Mais le lieu où science et théologie sont appelées à se réconcilier en profondeur dépasse largement la question de la vérité ou l’exigence éthique. La variété, et parfois l’apparente futilité, des sujets de recherche témoigne de l’intérêt de l’homme pour toute chose. Toutes les créatures, même les plus insignifiantes et les moins utiles, méritent d’être connues et déchiffrées par la raison. On l’a dit, c’est en vertu de leur statut de créature de Dieu qu’elles méritent et suscitent une telle attention de notre part. Mais cet intérêt, qui devient, pour la plupart des scientifiques, une passion, relève aussi et peut-être surtout d’une attitude d’émerveillement devant la richesse de la création et sa beauté, qui n’est pas seulement esthétique, mais rationnelle. Beaucoup de chercheurs agnostiques, qui n’admettent pas la réalité des miracles dans un contexte religieux, affirment avec enthousiasme que c’est la Création qui est le plus grand miracle, une merveille permanente. Science et théologie se réconcilient donc, même si ce n’est pas explicite, dans la célébration de la louange de la Création. Louange suscitée par l’émerveillement et nourrie d’une étude exigeante et souvent ingrate. Louange qui témoigne de ce que science et théologie, loin de s’affronter, sont les gardiennes, les garde-fous l’une de l’autre : la science, en rappelant à la théologie qu’elle doit, plus que jamais, être fondée sur la raison ; la théologie, en rappelant à la science d’où elle tient sa source et quelle est sa raison d’être.

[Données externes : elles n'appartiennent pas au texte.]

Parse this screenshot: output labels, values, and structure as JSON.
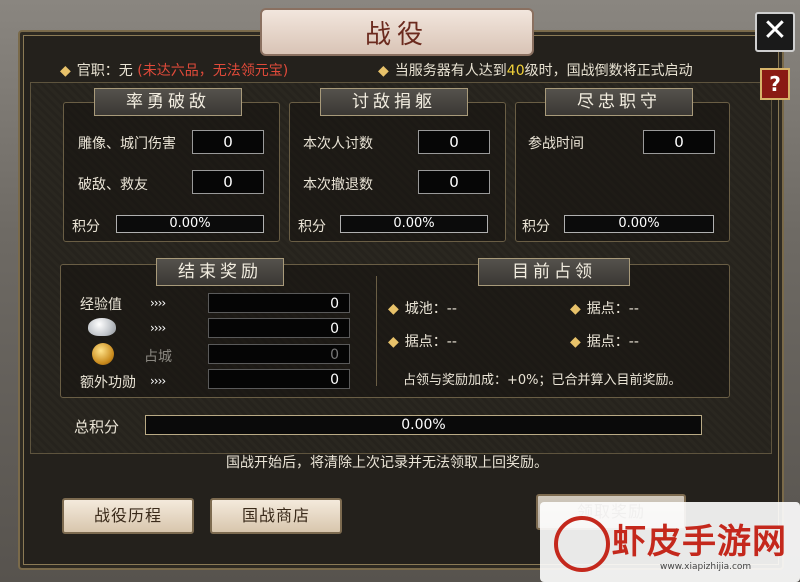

Isabelle Rak, née en 1957, mariée. Professeur des Universités (Sciences Physiques) et chercheur à l’Ecole Normale Supérieure de Cachan. Membre des comités de rédaction des revues Communio et Résurrection.

[1] Laurent Lafforgue, « La recherche fondamentale a-t-elle un sens ? », in Communio, décembre 2012.

[2] Entendons-nous : il n’est pas question de remettre en cause ici la pertinence et la valeur du progrès technologique. La technique ne mérite, ni cet excès d’honneur, ni cette indignité dont elle a été l’objet auprès de certains philosophes ou penseurs du XXe siècle. Le scientifique et l’ingénieur doivent cependant garder à l’esprit le fait que, parce que notre connaissance du fonctionnement de la nature demeure incomplète, ce progrès a un certain coût – écologique et humain – qu’il faut savoir assumer pour que les bienfaits dont il est porteur soient réellement substantiels pour l’homme.